Istana Air Taman Sari yang dulunya merupakan tempat pemandian dan taman kerajaan kini menjadi destinasi wisata favorit. Arsitektur perpaduan Jawa-Eropa-Islam yang unik dan kolam pemandian dengan lorong-lorong bawah tanah menciptakan daya tarik tersendiri. Kawasan Taman Sari juga berkembang menjadi sentra batik dengan ratusan pengrajin batik tulis.

Situs Warungboto yang terletak di kawasan Umbulharjo merupakan bekas taman dan pemandian kerajaan yang kini terbuka untuk umum. Meski tidak sepopuler Taman Sari, situs ini menyimpan nilai sejarah penting dan menawarkan suasana yang lebih tenang untuk wisatawan yang mencari pengalaman otentik.

Pemakaman Imogiri yang merupakan kompleks pemakaman raja-raja Mataram menjadi destinasi wisata religi dan sejarah. Terletak di perbukitan dengan arsitektur yang megah, pemakaman ini menyimpan makam Sultan Agung dan raja-raja penerusnya. Pengunjung harus menaiki ratusan anak tangga untuk mencapai kompleks pemakaman di puncak bukit.

Bangunan-bangunan cagar budaya kolonial Belanda juga tersebar di Yogyakarta, terutama di sepanjang Jalan Malioboro dan kawasan kota lama. Gedung-gedung dengan arsitektur Eropa klasik kini banyak yang difungsikan sebagai museum, kantor pemerintahan, atau hotel heritage yang menawarkan pengalaman menginap di bangunan bersejarah.

Keanekaragaman upacara keagamaan dan budaya dari berbagai agama serta didukung oleh kreativitas seni dan keramahtamahan masyarakat membuat Yogyakarta mampu menciptakan produk-produk budaya dan pariwisata yang menjanjikan. Berbagai festival budaya rutin diselenggarakan untuk melestarikan tradisi sekaligus menarik wisatawan.
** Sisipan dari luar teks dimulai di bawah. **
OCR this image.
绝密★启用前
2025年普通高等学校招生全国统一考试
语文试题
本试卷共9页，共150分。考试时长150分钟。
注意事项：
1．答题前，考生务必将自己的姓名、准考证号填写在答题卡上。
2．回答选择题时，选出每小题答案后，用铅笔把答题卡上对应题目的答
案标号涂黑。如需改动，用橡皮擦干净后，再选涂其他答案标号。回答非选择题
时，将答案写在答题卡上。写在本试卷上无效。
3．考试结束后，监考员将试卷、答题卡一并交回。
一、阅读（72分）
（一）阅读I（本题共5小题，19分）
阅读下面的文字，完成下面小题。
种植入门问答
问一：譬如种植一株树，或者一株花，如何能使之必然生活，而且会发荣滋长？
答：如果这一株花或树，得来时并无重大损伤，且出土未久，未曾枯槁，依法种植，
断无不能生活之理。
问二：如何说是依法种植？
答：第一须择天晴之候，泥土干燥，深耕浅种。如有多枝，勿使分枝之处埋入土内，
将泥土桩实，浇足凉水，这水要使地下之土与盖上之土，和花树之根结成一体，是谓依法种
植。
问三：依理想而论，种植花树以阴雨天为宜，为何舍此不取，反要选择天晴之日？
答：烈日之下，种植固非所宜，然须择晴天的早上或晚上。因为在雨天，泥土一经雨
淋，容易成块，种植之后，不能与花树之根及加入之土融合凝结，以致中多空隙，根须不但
Tantangan terbesar dalam pelestarian 515 bangunan cagar budaya adalah pemeliharaan yang memerlukan biaya besar dan keahlian khusus. Banyak bangunan yang mengalami kerusakan akibat faktor usia, cuaca, dan kurangnya perawatan. Diperlukan komitmen kuat dari pemerintah dan partisipasi masyarakat untuk menjaga warisan budaya ini.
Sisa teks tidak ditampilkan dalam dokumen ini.